The above quote is from his June 26th “meditation” in which he urges writers to “approach each writing project as an occasion for pilgrimage, a journey into the sacred heart of your subject.” He says that a pilgrimage is “a journey undertaken for spiritual purposes.”
I have undertaken many a pilgrimage–most of mine in my imagination or through research. But I do have one place that I find particularly sacred and it is a place that when I cannot visit physically, I go to in my mind’s eye. I discovered my sacred place when I was thirteen years old and attended a summer camp. The camp was affiliated with my church which would explain why my sacred place was on those campgrounds.
A short trek through the woods on the property where the camp is located reveals the spot that I go to in my mind when I need to find a place of peace. In a clearing, there is a large wooden cross with rough-hewn wooden benches facing it. An outside cathedral that is awe-inspiring and its silent vigil in the woods is where I make my deepest “spiritual connection”.
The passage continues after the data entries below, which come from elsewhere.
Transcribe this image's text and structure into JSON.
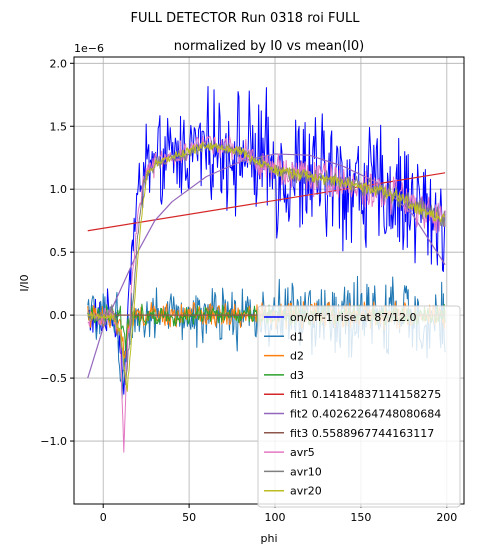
{
  "figure": {
    "suptitle": "FULL DETECTOR Run 0318 roi FULL"
  },
  "chart_data": {
    "type": "line",
    "title": "normalized by I0 vs mean(I0)",
    "xlabel": "phi",
    "ylabel": "I/I0",
    "y_scale_label": "1e−6",
    "xlim": [
      -17,
      210
    ],
    "ylim": [
      -1.5,
      2.05
    ],
    "xticks": [
      0,
      50,
      100,
      150,
      200
    ],
    "xtick_labels": [
      "0",
      "50",
      "100",
      "150",
      "200"
    ],
    "yticks": [
      -1.0,
      -0.5,
      0.0,
      0.5,
      1.0,
      1.5,
      2.0
    ],
    "ytick_labels": [
      "−1.0",
      "−0.5",
      "0.0",
      "0.5",
      "1.0",
      "1.5",
      "2.0"
    ],
    "grid": true,
    "legend_position": "lower-right",
    "x_range": [
      -9,
      199
    ],
    "note_units": "y values in units of 1e-6",
    "series": [
      {
        "name": "on/off-1 rise at 87/12.0",
        "color": "#0000ff",
        "kind": "noisy",
        "trend": [
          [
            -9,
            0.0
          ],
          [
            0,
            -0.05
          ],
          [
            5,
            0.05
          ],
          [
            10,
            -0.2
          ],
          [
            12,
            -0.7
          ],
          [
            15,
            0.3
          ],
          [
            20,
            0.9
          ],
          [
            24,
            1.2
          ],
          [
            30,
            1.15
          ],
          [
            40,
            1.25
          ],
          [
            60,
            1.35
          ],
          [
            80,
            1.3
          ],
          [
            100,
            1.15
          ],
          [
            120,
            1.1
          ],
          [
            140,
            1.05
          ],
          [
            160,
            1.0
          ],
          [
            180,
            0.9
          ],
          [
            199,
            0.75
          ]
        ],
        "noise": [
          [
            -9,
            0.12
          ],
          [
            15,
            0.15
          ],
          [
            20,
            0.25
          ],
          [
            60,
            0.3
          ],
          [
            100,
            0.4
          ],
          [
            199,
            0.35
          ]
        ]
      },
      {
        "name": "d1",
        "color": "#1f77b4",
        "kind": "noisy",
        "trend": [
          [
            -9,
            0.0
          ],
          [
            8,
            0.0
          ],
          [
            11,
            -0.6
          ],
          [
            13,
            -0.3
          ],
          [
            16,
            0.0
          ],
          [
            199,
            -0.02
          ]
        ],
        "noise": [
          [
            -9,
            0.14
          ],
          [
            20,
            0.14
          ],
          [
            100,
            0.2
          ],
          [
            150,
            0.22
          ],
          [
            199,
            0.22
          ]
        ]
      },
      {
        "name": "d2",
        "color": "#ff7f0e",
        "kind": "noisy",
        "trend": [
          [
            -9,
            0.0
          ],
          [
            10,
            -0.05
          ],
          [
            13,
            -0.3
          ],
          [
            16,
            0.0
          ],
          [
            199,
            0.0
          ]
        ],
        "noise": [
          [
            -9,
            0.07
          ],
          [
            199,
            0.08
          ]
        ]
      },
      {
        "name": "d3",
        "color": "#2ca02c",
        "kind": "noisy",
        "trend": [
          [
            -9,
            0.0
          ],
          [
            10,
            0.0
          ],
          [
            13,
            -0.2
          ],
          [
            16,
            0.0
          ],
          [
            199,
            0.0
          ]
        ],
        "noise": [
          [
            -9,
            0.06
          ],
          [
            199,
            0.06
          ]
        ]
      },
      {
        "name": "fit1 0.14184837114158275",
        "color": "#d62728",
        "kind": "smooth",
        "points": [
          [
            -9,
            0.67
          ],
          [
            199,
            1.13
          ]
        ]
      },
      {
        "name": "fit2 0.40262264748080684",
        "color": "#9467bd",
        "kind": "smooth",
        "points": [
          [
            -9,
            -0.5
          ],
          [
            0,
            -0.1
          ],
          [
            10,
            0.2
          ],
          [
            20,
            0.5
          ],
          [
            30,
            0.75
          ],
          [
            40,
            0.9
          ],
          [
            60,
            1.1
          ],
          [
            80,
            1.22
          ],
          [
            100,
            1.28
          ],
          [
            120,
            1.27
          ],
          [
            140,
            1.18
          ],
          [
            160,
            1.05
          ],
          [
            180,
            0.8
          ],
          [
            199,
            0.4
          ]
        ]
      },
      {
        "name": "fit3 0.5588967744163117",
        "color": "#8c564b",
        "kind": "smooth",
        "points": [
          [
            -9,
            0.0
          ],
          [
            199,
            0.0
          ]
        ]
      },
      {
        "name": "avr5",
        "color": "#e377c2",
        "kind": "noisy",
        "trend": [
          [
            -9,
            0.0
          ],
          [
            0,
            -0.02
          ],
          [
            5,
            0.05
          ],
          [
            10,
            -0.2
          ],
          [
            12,
            -1.1
          ],
          [
            14,
            -0.3
          ],
          [
            17,
            0.3
          ],
          [
            20,
            0.8
          ],
          [
            24,
            1.15
          ],
          [
            30,
            1.2
          ],
          [
            40,
            1.25
          ],
          [
            60,
            1.38
          ],
          [
            80,
            1.3
          ],
          [
            100,
            1.15
          ],
          [
            120,
            1.1
          ],
          [
            140,
            1.05
          ],
          [
            160,
            1.0
          ],
          [
            180,
            0.88
          ],
          [
            199,
            0.75
          ]
        ],
        "noise": [
          [
            -9,
            0.06
          ],
          [
            199,
            0.12
          ]
        ]
      },
      {
        "name": "avr10",
        "color": "#7f7f7f",
        "kind": "noisy",
        "trend": [
          [
            -9,
            0.0
          ],
          [
            0,
            -0.02
          ],
          [
            5,
            0.05
          ],
          [
            10,
            -0.15
          ],
          [
            13,
            -0.55
          ],
          [
            16,
            -0.1
          ],
          [
            20,
            0.6
          ],
          [
            24,
            1.1
          ],
          [
            30,
            1.2
          ],
          [
            40,
            1.25
          ],
          [
            60,
            1.35
          ],
          [
            80,
            1.3
          ],
          [
            100,
            1.15
          ],
          [
            120,
            1.1
          ],
          [
            140,
            1.05
          ],
          [
            160,
            1.0
          ],
          [
            180,
            0.88
          ],
          [
            199,
            0.75
          ]
        ],
        "noise": [
          [
            -9,
            0.03
          ],
          [
            199,
            0.06
          ]
        ]
      },
      {
        "name": "avr20",
        "color": "#bcbd22",
        "kind": "noisy",
        "trend": [
          [
            -9,
            0.0
          ],
          [
            0,
            -0.02
          ],
          [
            5,
            0.0
          ],
          [
            10,
            -0.15
          ],
          [
            14,
            -0.6
          ],
          [
            17,
            -0.1
          ],
          [
            21,
            0.6
          ],
          [
            25,
            1.1
          ],
          [
            30,
            1.2
          ],
          [
            40,
            1.25
          ],
          [
            60,
            1.35
          ],
          [
            80,
            1.3
          ],
          [
            100,
            1.15
          ],
          [
            120,
            1.1
          ],
          [
            140,
            1.05
          ],
          [
            160,
            1.0
          ],
          [
            180,
            0.88
          ],
          [
            199,
            0.75
          ]
        ],
        "noise": [
          [
            -9,
            0.02
          ],
          [
            199,
            0.04
          ]
        ]
      }
    ]
  }
}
Do you have a sacred spot–one where your pilgrimage feels complete?
Humanity and Warmth
If “…the essence of writing is rewriting” as William Zinsser claims in his book, “On Writing Well” , then take me to the dentist. I would rather let a dentist do excavation work in my mouth than rewrite, but I know this evil twin to the writing process is necessary.
Zinsser, I suspect does not “suffer fools gladly”. I do, as I consider them to be my cohorts, but nonetheless I like his style—confident, demanding, and dare I say it, entertaining—though don’t tell him that. I think the word entertaining would baffle and horrify him, so I must find some better words: engaging, compelling, even witty describe him more suitably.
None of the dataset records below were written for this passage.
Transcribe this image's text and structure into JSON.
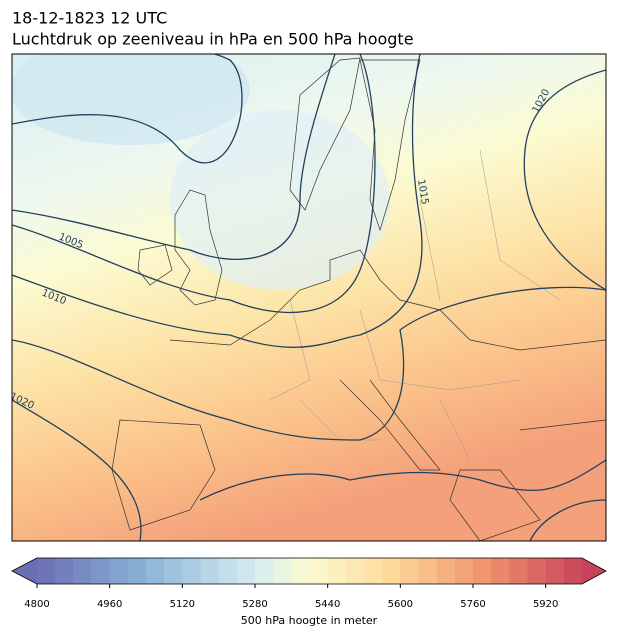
{
  "header": {
    "date": "18-12-1823 12 UTC",
    "title": "Luchtdruk op zeeniveau in hPa en 500 hPa hoogte"
  },
  "map": {
    "contour_labels": [
      "1005",
      "1010",
      "1020",
      "1015",
      "1020"
    ]
  },
  "colorbar": {
    "label": "500 hPa hoogte in meter",
    "lim": [
      4800,
      6000
    ],
    "levels": 40,
    "ticks": [
      4800,
      4960,
      5120,
      5280,
      5440,
      5600,
      5760,
      5920
    ]
  }
}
In Part 1 of his book, titled “Principles”, he sets out his manifesto. He states that two of the most important qualities his book “will go in search of are humanity and warmth”. In searching for these qualities he is unforgiving, but by being unforgiving he is setting goals for writers who should always be in search of the “Holy Grail” of writing: clarity.
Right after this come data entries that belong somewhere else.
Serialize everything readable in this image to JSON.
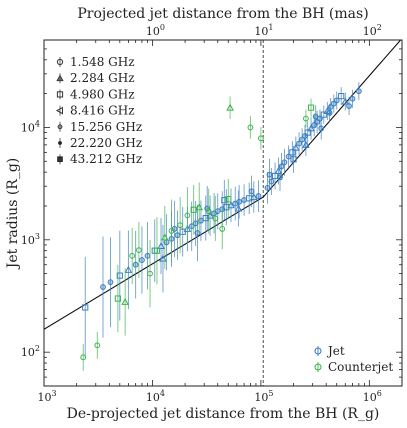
{
  "chart_data": {
    "type": "scatter",
    "xscale": "log",
    "yscale": "log",
    "xlabel": "De-projected jet distance from the BH (R_g)",
    "ylabel": "Jet radius (R_g)",
    "top_xlabel": "Projected jet distance from the BH (mas)",
    "xlim": [
      1000,
      2000000
    ],
    "ylim": [
      50,
      60000
    ],
    "top_xlim": [
      0.1,
      200
    ],
    "x_ticks": [
      {
        "value": 1000,
        "base": "10",
        "exp": "3"
      },
      {
        "value": 10000,
        "base": "10",
        "exp": "4"
      },
      {
        "value": 100000,
        "base": "10",
        "exp": "5"
      },
      {
        "value": 1000000,
        "base": "10",
        "exp": "6"
      }
    ],
    "y_ticks": [
      {
        "value": 100,
        "base": "10",
        "exp": "2"
      },
      {
        "value": 1000,
        "base": "10",
        "exp": "3"
      },
      {
        "value": 10000,
        "base": "10",
        "exp": "4"
      }
    ],
    "top_ticks": [
      {
        "value": 1,
        "base": "10",
        "exp": "0"
      },
      {
        "value": 10,
        "base": "10",
        "exp": "1"
      },
      {
        "value": 100,
        "base": "10",
        "exp": "2"
      }
    ],
    "break_line_x": 105000,
    "fit_line": [
      [
        1000,
        160
      ],
      [
        105000,
        2400
      ],
      [
        2000000,
        62000
      ]
    ],
    "frequency_legend": [
      {
        "label": "1.548 GHz",
        "marker": "circle"
      },
      {
        "label": "2.284 GHz",
        "marker": "triangle-up"
      },
      {
        "label": "4.980 GHz",
        "marker": "square"
      },
      {
        "label": "8.416 GHz",
        "marker": "triangle-left"
      },
      {
        "label": "15.256 GHz",
        "marker": "small-circle"
      },
      {
        "label": "22.220 GHz",
        "marker": "dot"
      },
      {
        "label": "43.212 GHz",
        "marker": "filled-square"
      }
    ],
    "series": [
      {
        "name": "Jet",
        "color": "#3a7ebf",
        "points": [
          [
            3500,
            380
          ],
          [
            4100,
            420
          ],
          [
            5000,
            480
          ],
          [
            6000,
            540
          ],
          [
            7000,
            600
          ],
          [
            8000,
            660
          ],
          [
            9000,
            720
          ],
          [
            10500,
            800
          ],
          [
            12000,
            880
          ],
          [
            13500,
            950
          ],
          [
            15000,
            1020
          ],
          [
            17000,
            1100
          ],
          [
            19000,
            1180
          ],
          [
            21000,
            1250
          ],
          [
            23000,
            1320
          ],
          [
            25000,
            1400
          ],
          [
            28000,
            1480
          ],
          [
            31000,
            1560
          ],
          [
            34000,
            1640
          ],
          [
            37000,
            1720
          ],
          [
            40000,
            1800
          ],
          [
            44000,
            1870
          ],
          [
            48000,
            1950
          ],
          [
            53000,
            2030
          ],
          [
            58000,
            2100
          ],
          [
            63000,
            2180
          ],
          [
            70000,
            2260
          ],
          [
            78000,
            2340
          ],
          [
            86000,
            2400
          ],
          [
            95000,
            2450
          ],
          [
            115000,
            2900
          ],
          [
            125000,
            3300
          ],
          [
            135000,
            3700
          ],
          [
            145000,
            4100
          ],
          [
            155000,
            4500
          ],
          [
            165000,
            4900
          ],
          [
            180000,
            5500
          ],
          [
            195000,
            6000
          ],
          [
            210000,
            6600
          ],
          [
            225000,
            7200
          ],
          [
            240000,
            7800
          ],
          [
            255000,
            8400
          ],
          [
            270000,
            9000
          ],
          [
            290000,
            9800
          ],
          [
            310000,
            10500
          ],
          [
            330000,
            11200
          ],
          [
            350000,
            12000
          ],
          [
            380000,
            13000
          ],
          [
            410000,
            14000
          ],
          [
            440000,
            15200
          ],
          [
            470000,
            16300
          ],
          [
            500000,
            17400
          ],
          [
            550000,
            19000
          ],
          [
            600000,
            17000
          ],
          [
            650000,
            15500
          ],
          [
            700000,
            18000
          ],
          [
            800000,
            21000
          ],
          [
            2400,
            250
          ],
          [
            12500,
            680
          ],
          [
            16000,
            1250
          ],
          [
            26000,
            1150
          ],
          [
            32000,
            1900
          ],
          [
            46000,
            2250
          ],
          [
            62000,
            1900
          ],
          [
            82000,
            2700
          ],
          [
            120000,
            3800
          ],
          [
            150000,
            3600
          ],
          [
            200000,
            5200
          ],
          [
            260000,
            7000
          ],
          [
            320000,
            12500
          ],
          [
            360000,
            9800
          ],
          [
            430000,
            13500
          ]
        ],
        "errors": [
          0.45,
          0.4,
          0.4,
          0.35,
          0.3,
          0.3,
          0.3,
          0.28,
          0.25,
          0.25,
          0.25,
          0.22,
          0.22,
          0.2,
          0.22,
          0.2,
          0.18,
          0.2,
          0.18,
          0.18,
          0.16,
          0.16,
          0.16,
          0.15,
          0.15,
          0.15,
          0.14,
          0.14,
          0.14,
          0.14,
          0.14,
          0.12,
          0.12,
          0.12,
          0.12,
          0.12,
          0.1,
          0.1,
          0.1,
          0.1,
          0.1,
          0.1,
          0.1,
          0.1,
          0.1,
          0.1,
          0.08,
          0.08,
          0.08,
          0.08,
          0.08,
          0.08,
          0.08,
          0.08,
          0.08,
          0.08,
          0.08,
          0.45,
          0.3,
          0.25,
          0.25,
          0.2,
          0.18,
          0.16,
          0.14,
          0.14,
          0.12,
          0.12,
          0.1,
          0.1,
          0.1,
          0.08
        ]
      },
      {
        "name": "Counterjet",
        "color": "#3cb54a",
        "points": [
          [
            2300,
            90
          ],
          [
            3100,
            115
          ],
          [
            4800,
            300
          ],
          [
            5600,
            280
          ],
          [
            6500,
            720
          ],
          [
            7500,
            810
          ],
          [
            9500,
            500
          ],
          [
            11000,
            800
          ],
          [
            13000,
            1050
          ],
          [
            15000,
            1200
          ],
          [
            18000,
            1350
          ],
          [
            21000,
            1650
          ],
          [
            24000,
            1850
          ],
          [
            27000,
            1950
          ],
          [
            33000,
            1800
          ],
          [
            38000,
            1550
          ],
          [
            44000,
            1250
          ],
          [
            50000,
            2300
          ],
          [
            52000,
            15000
          ],
          [
            80000,
            10000
          ],
          [
            100000,
            8000
          ],
          [
            260000,
            12000
          ],
          [
            290000,
            15000
          ]
        ],
        "errors": [
          0.12,
          0.12,
          0.3,
          0.3,
          0.25,
          0.25,
          0.3,
          0.3,
          0.28,
          0.28,
          0.25,
          0.25,
          0.22,
          0.22,
          0.2,
          0.2,
          0.18,
          0.18,
          0.1,
          0.1,
          0.1,
          0.08,
          0.08
        ]
      }
    ]
  }
}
Zinsser found himself on a two person panel at a school in Connecticut for a “day devoted to the arts.” He and a doctor (who had just recently begun to write) were asked several questions about the writing process. The first was “What is it like to be a writer?” The doctor said he came home after an arduous day of surgery and would go straight to his yellow pad and “write his tensions away”. He said the words flowed and it was easy. The same question posed to Zinsser found a very different answer. He said that it was neither easy nor fun and that it was “hard and lonely and the words seldom just flowed.”
The doctor was asked if it was important to rewrite. His response was absolutely not—“let it all hang out”. He felt the sentences should reflect the writer at his most “natural”. Again Zinsser did not quite see things the same way. He stated that “rewriting is the essence of writing” and that professional writers “rewrite their sentences over and over and then rewrite what they have rewritten.”
“What if you are depressed?” the students asked the panelists. Then “go fishing” said the doctor. Zinsser pointed out that if your job is to write every day, then you learn to do it every day, depressed or not.
The last question dealt with symbolism. The doctor said he loved symbols, and weaving them into his works was a joy. Zinsser, in his humble assessment of his attributes said he did not use symbolism if he could help it because he “has an unbroken record of missing the deeper meaning in any story, play or movie, and as for dance and mime” he never had any idea about what was being conveyed.
I love this book—it is riveting. Zinsser is at once clever, uncompromising, intelligent and well, downright entertaining. He sprinkles his hard-nosed advice with wonderful asides, vignettes, and examples, and by the end, you too are convinced that the “essence of writing is in the rewriting” even if it is painful.
Oh, and as for the doctor—he was very interested to find out that writing could be hard. And Zinsser? He is taking up surgery on the side, and I imagine when it gets difficult—he will just go fishing.